As an activist, it is important to understand what people like to do.  As part of our activist trainings we take all the participants on a “culture outing.” Being earnest activists, they assume we are going to a poetry reading on the malaise of capitalist alienation or something similar. Instead, we take them to whatever non-activists are doing in their town on a Saturday night.  We’ve gone to baseball games, dance clubs, tourist walks, gambling casinos, and blockbuster action movies. We have fun, and we watch other people having fun.
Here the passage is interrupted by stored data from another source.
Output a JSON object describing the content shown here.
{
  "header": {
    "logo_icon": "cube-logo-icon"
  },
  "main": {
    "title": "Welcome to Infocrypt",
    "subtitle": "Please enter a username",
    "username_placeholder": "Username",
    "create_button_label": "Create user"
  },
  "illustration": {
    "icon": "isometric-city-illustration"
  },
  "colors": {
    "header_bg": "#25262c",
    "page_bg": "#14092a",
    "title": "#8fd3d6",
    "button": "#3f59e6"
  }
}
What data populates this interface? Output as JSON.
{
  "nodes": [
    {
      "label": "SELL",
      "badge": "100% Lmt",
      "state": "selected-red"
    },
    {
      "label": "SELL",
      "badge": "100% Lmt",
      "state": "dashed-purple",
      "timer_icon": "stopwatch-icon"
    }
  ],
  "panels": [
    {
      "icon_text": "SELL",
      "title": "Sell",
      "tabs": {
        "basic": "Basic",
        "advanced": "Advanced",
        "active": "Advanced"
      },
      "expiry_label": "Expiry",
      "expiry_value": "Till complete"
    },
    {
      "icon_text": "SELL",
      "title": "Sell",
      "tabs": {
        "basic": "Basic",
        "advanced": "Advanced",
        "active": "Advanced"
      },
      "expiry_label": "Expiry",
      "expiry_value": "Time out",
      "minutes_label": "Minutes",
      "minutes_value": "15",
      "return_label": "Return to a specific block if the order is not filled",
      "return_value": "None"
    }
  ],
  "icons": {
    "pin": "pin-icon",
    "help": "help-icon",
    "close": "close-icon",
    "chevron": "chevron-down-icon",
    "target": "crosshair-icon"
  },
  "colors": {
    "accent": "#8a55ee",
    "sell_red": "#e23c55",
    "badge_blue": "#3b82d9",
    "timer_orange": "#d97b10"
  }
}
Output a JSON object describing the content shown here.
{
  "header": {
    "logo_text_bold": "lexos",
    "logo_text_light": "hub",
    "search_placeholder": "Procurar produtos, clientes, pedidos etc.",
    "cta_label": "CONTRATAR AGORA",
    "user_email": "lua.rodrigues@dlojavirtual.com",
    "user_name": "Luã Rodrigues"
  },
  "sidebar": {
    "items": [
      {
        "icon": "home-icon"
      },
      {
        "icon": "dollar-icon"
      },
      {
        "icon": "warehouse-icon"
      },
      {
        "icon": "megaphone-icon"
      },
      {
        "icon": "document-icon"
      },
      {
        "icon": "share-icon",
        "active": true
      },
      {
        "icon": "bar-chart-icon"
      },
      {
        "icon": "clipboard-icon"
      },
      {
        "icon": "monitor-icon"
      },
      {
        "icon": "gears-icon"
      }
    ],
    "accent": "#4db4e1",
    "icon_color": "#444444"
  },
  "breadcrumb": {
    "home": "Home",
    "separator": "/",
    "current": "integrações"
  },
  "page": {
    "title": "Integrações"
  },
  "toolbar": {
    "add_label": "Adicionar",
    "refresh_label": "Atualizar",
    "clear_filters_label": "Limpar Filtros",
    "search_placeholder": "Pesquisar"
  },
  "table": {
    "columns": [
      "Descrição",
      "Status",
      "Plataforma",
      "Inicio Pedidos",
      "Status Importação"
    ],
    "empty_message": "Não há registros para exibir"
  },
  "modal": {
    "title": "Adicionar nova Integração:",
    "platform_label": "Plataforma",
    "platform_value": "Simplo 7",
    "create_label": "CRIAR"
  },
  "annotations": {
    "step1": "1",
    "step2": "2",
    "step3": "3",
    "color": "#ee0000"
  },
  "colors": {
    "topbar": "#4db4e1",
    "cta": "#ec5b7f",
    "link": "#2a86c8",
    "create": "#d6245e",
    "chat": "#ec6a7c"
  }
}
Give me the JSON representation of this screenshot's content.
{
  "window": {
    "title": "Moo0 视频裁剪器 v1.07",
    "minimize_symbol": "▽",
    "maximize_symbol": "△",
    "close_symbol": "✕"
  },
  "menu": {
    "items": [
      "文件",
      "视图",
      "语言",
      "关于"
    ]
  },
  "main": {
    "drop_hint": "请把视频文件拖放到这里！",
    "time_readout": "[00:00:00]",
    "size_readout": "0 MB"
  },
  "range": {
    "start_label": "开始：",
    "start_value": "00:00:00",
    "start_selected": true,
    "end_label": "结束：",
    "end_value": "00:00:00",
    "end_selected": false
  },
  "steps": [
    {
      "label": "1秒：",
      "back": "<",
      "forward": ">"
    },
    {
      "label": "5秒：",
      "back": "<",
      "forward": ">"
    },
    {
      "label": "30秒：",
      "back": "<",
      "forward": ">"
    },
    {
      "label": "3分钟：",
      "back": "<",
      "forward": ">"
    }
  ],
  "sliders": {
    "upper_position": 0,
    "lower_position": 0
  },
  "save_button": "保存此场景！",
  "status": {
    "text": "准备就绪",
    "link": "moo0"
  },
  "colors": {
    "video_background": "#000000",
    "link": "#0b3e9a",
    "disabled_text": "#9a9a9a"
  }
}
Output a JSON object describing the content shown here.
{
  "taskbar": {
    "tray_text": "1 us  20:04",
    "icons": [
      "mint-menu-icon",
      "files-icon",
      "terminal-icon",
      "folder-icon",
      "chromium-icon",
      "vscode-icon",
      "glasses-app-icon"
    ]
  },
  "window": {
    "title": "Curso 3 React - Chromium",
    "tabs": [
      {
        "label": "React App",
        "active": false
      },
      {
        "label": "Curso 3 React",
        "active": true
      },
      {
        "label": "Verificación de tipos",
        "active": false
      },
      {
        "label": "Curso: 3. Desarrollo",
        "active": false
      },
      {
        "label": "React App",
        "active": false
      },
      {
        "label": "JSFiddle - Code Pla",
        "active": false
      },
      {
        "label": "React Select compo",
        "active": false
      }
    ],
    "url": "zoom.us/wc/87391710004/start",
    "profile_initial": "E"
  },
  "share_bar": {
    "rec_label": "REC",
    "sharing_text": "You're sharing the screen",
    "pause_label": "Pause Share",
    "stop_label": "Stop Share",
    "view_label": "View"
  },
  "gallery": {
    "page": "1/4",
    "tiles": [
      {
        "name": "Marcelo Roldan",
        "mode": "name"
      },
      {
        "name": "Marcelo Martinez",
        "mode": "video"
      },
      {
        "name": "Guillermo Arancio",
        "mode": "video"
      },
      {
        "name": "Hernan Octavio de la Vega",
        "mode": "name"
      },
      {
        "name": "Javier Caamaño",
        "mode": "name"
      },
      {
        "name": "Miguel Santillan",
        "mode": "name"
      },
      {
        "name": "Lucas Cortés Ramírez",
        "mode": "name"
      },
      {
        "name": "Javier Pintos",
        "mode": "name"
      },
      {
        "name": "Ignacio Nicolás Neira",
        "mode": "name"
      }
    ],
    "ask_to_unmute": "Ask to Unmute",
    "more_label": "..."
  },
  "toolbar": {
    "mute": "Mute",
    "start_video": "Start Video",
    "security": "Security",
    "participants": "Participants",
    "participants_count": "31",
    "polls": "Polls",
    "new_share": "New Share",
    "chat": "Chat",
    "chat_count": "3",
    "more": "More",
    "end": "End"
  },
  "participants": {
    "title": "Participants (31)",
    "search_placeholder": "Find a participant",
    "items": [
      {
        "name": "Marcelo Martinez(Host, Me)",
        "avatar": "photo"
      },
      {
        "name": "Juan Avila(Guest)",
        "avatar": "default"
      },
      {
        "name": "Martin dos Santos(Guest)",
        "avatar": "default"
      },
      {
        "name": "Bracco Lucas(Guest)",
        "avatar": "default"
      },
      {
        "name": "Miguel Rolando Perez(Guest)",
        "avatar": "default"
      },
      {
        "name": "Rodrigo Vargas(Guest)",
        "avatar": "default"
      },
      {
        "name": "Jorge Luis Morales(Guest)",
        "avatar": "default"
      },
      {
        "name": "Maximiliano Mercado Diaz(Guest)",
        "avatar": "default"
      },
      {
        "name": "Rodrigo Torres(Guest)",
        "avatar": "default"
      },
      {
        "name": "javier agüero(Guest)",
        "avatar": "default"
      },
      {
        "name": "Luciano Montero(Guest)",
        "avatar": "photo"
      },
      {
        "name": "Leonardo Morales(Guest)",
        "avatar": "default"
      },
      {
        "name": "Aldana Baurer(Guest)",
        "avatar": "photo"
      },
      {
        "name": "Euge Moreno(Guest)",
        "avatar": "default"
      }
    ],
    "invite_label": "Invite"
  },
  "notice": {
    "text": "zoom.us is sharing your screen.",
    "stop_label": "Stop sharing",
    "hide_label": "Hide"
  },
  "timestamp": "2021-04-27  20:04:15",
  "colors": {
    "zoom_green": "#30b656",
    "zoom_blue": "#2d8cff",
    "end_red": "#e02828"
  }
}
Then, the next morning, we discuss why people love this pop-culture and how we might integrate some of what they love into our activism. Just because people love watching Fast and Furious movies, however, doesn’t mean we should all race muscle cars to our next protest. Yes, Fast and Furious is about fast cars, but it’s also about a multi-racial, non-biological, rebel “family” who fights the good fight against the powers-that-be. When you think about it, that’s not a bad public identity for an activist group to cultivate. By looking past the surface and deep into the DNA of popular culture we can find ways to make our activism something people like as well.